If the heat index is going to be fairly high, I will take the kids in the car and head to the library, the lake, or some other location where they can stay cooler. This gives us a day out as well. Before leaving the house, we make sure the dog and our 2 kittens have more than enough water for the day. If we happen to have some ice cubes, I will add a handful of those to the kittens’ water dish since they are indoor cats.
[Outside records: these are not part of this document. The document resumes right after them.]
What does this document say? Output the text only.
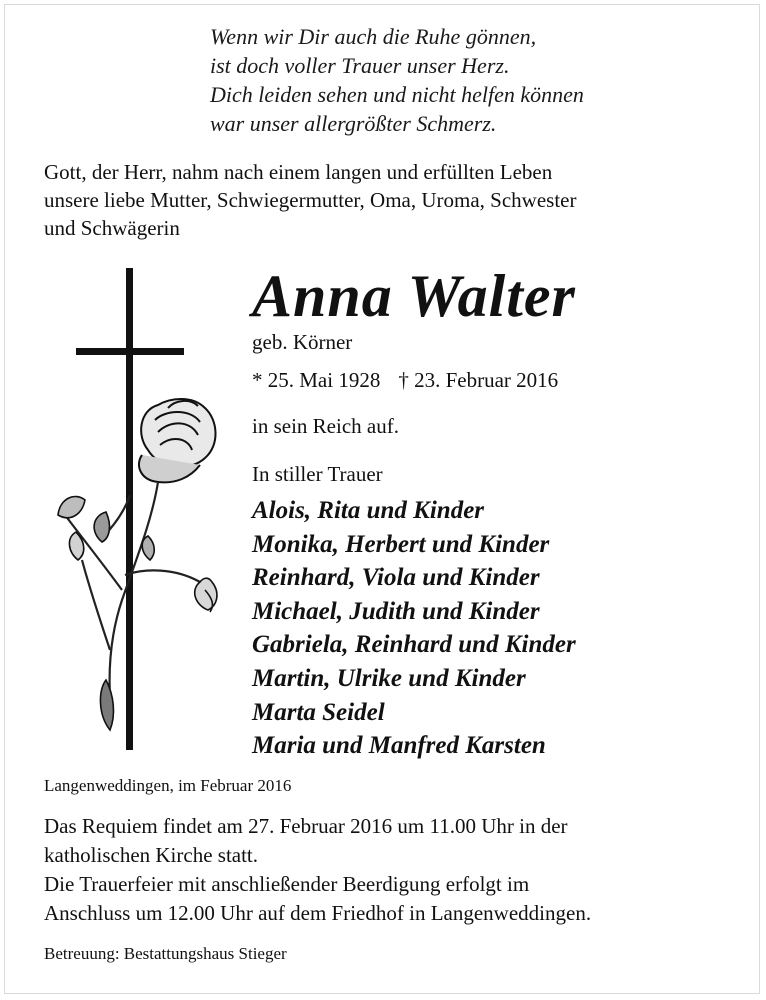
Wenn wir Dir auch die Ruhe gönnen,
ist doch voller Trauer unser Herz.
Dich leiden sehen und nicht helfen können
war unser allergrößter Schmerz.
Gott, der Herr, nahm nach einem langen und erfüllten Leben
unsere liebe Mutter, Schwiegermutter, Oma, Uroma, Schwester
und Schwägerin
Anna Walter
geb. Körner
* 25. Mai 1928 † 23. Februar 2016
in sein Reich auf.
In stiller Trauer
Alois, Rita und Kinder
Monika, Herbert und Kinder
Reinhard, Viola und Kinder
Michael, Judith und Kinder
Gabriela, Reinhard und Kinder
Martin, Ulrike und Kinder
Marta Seidel
Maria und Manfred Karsten
Langenweddingen, im Februar 2016
Das Requiem findet am 27. Februar 2016 um 11.00 Uhr in der
katholischen Kirche statt.
Die Trauerfeier mit anschließender Beerdigung erfolgt im
Anschluss um 12.00 Uhr auf dem Friedhof in Langenweddingen.
Betreuung: Bestattungshaus Stieger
At home, we have a couple of tricks that we use to stay cooler. The first is to have those scarves that are soaked in water before wearing. We have 2 scarves for each child. This allows them to have a second one soaking while they are wearing the first. When the scarf they are wearing is no longer cooling them, we switch the scarves out for the second one that was soaking in water. By having an extra scarf in water, they don’t have to wait before putting a cooler scarf on. Another gadget that we have are the small battery-operated hand held fans. These are the small ones that have foam blades. These fans are wonderful! While they won’t cool the house, they are effective in keeping us more comfortable in the afternoon.
Each night, the kids get a lukewarm bath to help cool them down so that they will have a good night’s rest. We are blessed to have our old home. These old houses were built to take advantage of cross breezes. In the bedrooms, I place a sheet of foil covered cardboard from a large box into the top half of the bedroom windows. The foil is only needed on one side of the cardboard. Place the foil onto the cardboard with the shiny side facing outward. By placing this into the window (foil side facing the window) the heat from the sun is reflected away from the bedrooms. Another option is to go to a dollar store and get the foil-looking reflector that is used in a car’s windshield to keep the car cooler when parked.
Meal preparation is another source of heat that can affect you in the summer. I stop baking loaves of bread and will either make tortillas or some type of flat bread to use in place of home-baked loaves. If I do need a loaf of bread, I go to the bakery outlet store and buy it there. I cook mostly in the early morning or late evening hours. In summer, we eat a lot of cold salads and meals instead of hot ones. This prevents the house from being heated too much from using the stove or oven. We are planning to put together an outdoor kitchen. This will be a blessing in the summer months. I can bake and do the cooking without the temperature of the oven/stove affecting the heat of the area around me. I am doing my home canning in the late evening or early morning for the same reasons. Once we have an outdoor kitchen, I will be able to process the jars there.
One final tip that I want to share concerns cell phones. It is not unusual in the triple-digit heat to have a warning pop up saying that your cell phone battery cannot charge due to the temperature of the battery being too high. I found a way to help prevent that from happening. Take a potholder and lightly dampen it. Place the potholder into your freezer to freeze. When I charge up my battery on the cell phone, I place the frozen potholder inside a dishtowel that is folded in half. Place the cell phone on top of the towel so that the back of the cell phone is facing downward. I do this whenever the cell phone is getting heated up too much. It doesn’t hurt the phone but will prevent the battery from becoming too hot. These same frozen potholders make great moldable ice packs for injuries also.
There is much that you can do to get through the heat of summer. Hopefully, some of these ideas will be of benefit to others.